In 'Homeland,' It's Hard To Know Whom To Trust | WAMU 88.5 - American University Radio

In 'Homeland,' It's Hard To Know Whom To Trust

When the Fox series 24 wrapped in 2010, TV producer and writer Howard Gordon didn't take a break. He drove directly from 24's soundstage to a coffee shop and began working on his next project, Homeland.

The Showtime drama, which premiered Oct. 2, is about a POW named Nicholas Brody (Damian Lewis) who comes home from Iraq and is accused by a CIA agent (played by Claire Danes) of being a spy for al-Qaida.

What makes Homeland so unusual, says Fresh Air's David Bianculli, is that the viewer is initially unclear about who is telling the truth. It could be Brody, a soldier who was missing and presumed dead for years. Or it could be Danes' character, Carrie Mathison, who suspects Brody might be a double agent who was turned while in captivity.

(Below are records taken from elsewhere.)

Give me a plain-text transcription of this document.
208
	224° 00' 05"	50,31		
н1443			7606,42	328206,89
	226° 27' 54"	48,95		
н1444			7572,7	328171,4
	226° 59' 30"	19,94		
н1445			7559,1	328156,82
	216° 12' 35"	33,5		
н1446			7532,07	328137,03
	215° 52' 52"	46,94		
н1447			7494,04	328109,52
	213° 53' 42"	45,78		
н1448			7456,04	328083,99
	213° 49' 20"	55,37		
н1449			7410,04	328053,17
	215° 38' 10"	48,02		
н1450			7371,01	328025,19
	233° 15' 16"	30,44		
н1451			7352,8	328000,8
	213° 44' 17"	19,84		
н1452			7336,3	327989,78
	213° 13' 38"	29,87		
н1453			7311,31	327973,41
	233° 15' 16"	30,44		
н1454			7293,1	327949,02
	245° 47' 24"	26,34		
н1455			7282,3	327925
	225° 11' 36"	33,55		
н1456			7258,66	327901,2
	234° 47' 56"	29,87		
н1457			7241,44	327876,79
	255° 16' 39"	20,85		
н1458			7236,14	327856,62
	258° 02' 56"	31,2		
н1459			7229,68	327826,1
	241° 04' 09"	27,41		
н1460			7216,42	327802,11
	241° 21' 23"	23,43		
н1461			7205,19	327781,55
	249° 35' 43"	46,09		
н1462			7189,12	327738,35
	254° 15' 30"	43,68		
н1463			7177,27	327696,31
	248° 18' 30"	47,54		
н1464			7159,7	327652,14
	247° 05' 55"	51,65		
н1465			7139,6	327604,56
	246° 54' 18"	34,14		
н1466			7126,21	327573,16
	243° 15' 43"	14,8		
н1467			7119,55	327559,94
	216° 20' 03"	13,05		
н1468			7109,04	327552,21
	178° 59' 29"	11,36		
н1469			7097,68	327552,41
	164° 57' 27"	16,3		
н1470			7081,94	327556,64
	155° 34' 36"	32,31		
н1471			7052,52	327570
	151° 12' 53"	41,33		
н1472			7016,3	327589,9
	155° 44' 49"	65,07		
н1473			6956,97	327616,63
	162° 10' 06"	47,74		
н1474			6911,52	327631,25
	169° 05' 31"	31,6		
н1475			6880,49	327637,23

"It was a compelling idea for us to ask a lot of questions about the war, and our response to what happened 10 years ago, and how our world has changed," Gordon explains. "We loved the character [of the returning vet], and we loved the idea of a hero on the other side of the table who was trying to stop something bad from happening, who was unreliable herself. It's very different from Jack Bauer."

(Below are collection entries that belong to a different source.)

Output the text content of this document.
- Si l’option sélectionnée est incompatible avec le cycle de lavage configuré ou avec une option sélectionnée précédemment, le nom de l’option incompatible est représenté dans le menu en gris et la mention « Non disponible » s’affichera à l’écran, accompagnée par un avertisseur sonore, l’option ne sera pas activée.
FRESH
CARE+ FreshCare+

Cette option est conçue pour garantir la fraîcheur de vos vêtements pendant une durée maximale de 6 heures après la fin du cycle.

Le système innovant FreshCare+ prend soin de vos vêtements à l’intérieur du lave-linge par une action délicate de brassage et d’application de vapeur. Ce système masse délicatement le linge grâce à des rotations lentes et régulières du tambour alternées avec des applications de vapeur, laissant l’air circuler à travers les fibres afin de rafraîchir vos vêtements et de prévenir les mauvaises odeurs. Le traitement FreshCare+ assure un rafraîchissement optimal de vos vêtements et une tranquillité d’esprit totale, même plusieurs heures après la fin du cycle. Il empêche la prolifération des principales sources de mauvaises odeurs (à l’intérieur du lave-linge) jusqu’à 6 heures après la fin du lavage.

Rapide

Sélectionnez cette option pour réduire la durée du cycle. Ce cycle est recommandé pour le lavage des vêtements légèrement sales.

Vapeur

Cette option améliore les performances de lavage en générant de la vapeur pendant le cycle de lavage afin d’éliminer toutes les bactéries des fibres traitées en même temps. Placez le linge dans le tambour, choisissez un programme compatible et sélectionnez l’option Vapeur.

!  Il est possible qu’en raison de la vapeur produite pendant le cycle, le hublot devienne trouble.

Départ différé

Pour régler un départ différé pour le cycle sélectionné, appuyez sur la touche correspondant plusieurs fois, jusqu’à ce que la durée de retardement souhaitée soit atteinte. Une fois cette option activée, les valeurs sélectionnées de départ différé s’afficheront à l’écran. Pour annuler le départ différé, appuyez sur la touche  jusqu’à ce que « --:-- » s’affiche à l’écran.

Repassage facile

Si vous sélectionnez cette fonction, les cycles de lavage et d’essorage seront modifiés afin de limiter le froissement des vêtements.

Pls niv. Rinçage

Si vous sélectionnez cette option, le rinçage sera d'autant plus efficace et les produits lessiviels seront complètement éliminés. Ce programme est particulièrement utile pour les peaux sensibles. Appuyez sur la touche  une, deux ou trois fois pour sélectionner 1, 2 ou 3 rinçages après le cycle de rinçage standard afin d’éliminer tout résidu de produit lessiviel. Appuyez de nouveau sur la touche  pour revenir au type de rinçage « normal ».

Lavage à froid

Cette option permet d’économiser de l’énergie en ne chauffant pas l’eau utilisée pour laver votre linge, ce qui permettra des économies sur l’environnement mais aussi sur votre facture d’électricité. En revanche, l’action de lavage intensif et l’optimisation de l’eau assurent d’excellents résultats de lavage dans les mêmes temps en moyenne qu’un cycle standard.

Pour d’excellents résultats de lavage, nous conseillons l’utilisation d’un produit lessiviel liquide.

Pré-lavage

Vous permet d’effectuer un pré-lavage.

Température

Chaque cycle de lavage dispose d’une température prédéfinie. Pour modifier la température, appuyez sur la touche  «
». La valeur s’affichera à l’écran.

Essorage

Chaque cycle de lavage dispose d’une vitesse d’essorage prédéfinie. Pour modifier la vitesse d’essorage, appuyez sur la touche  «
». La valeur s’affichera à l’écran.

Gordon explains that he adapted Homeland from an Israeli drama about POWs, and that the Showtime series will be a thriller with nightly twists and turns.

"We talked at length about how far we could take it without it being maddening to the audience and to ourselves — and at the same time, answering questions along the way that fill in the pieces," he says. "At some point, we do play our card up in this season, but even then, there are surprises and places to go. So this was a deeper well than we imagined. But it's a tightrope walk, and I think it's one we managed fairly well in the end."

Gordon has written for The X-Files, Buffy the Vampire Slayer and Angel. He was the executive producer and showrunner for 24.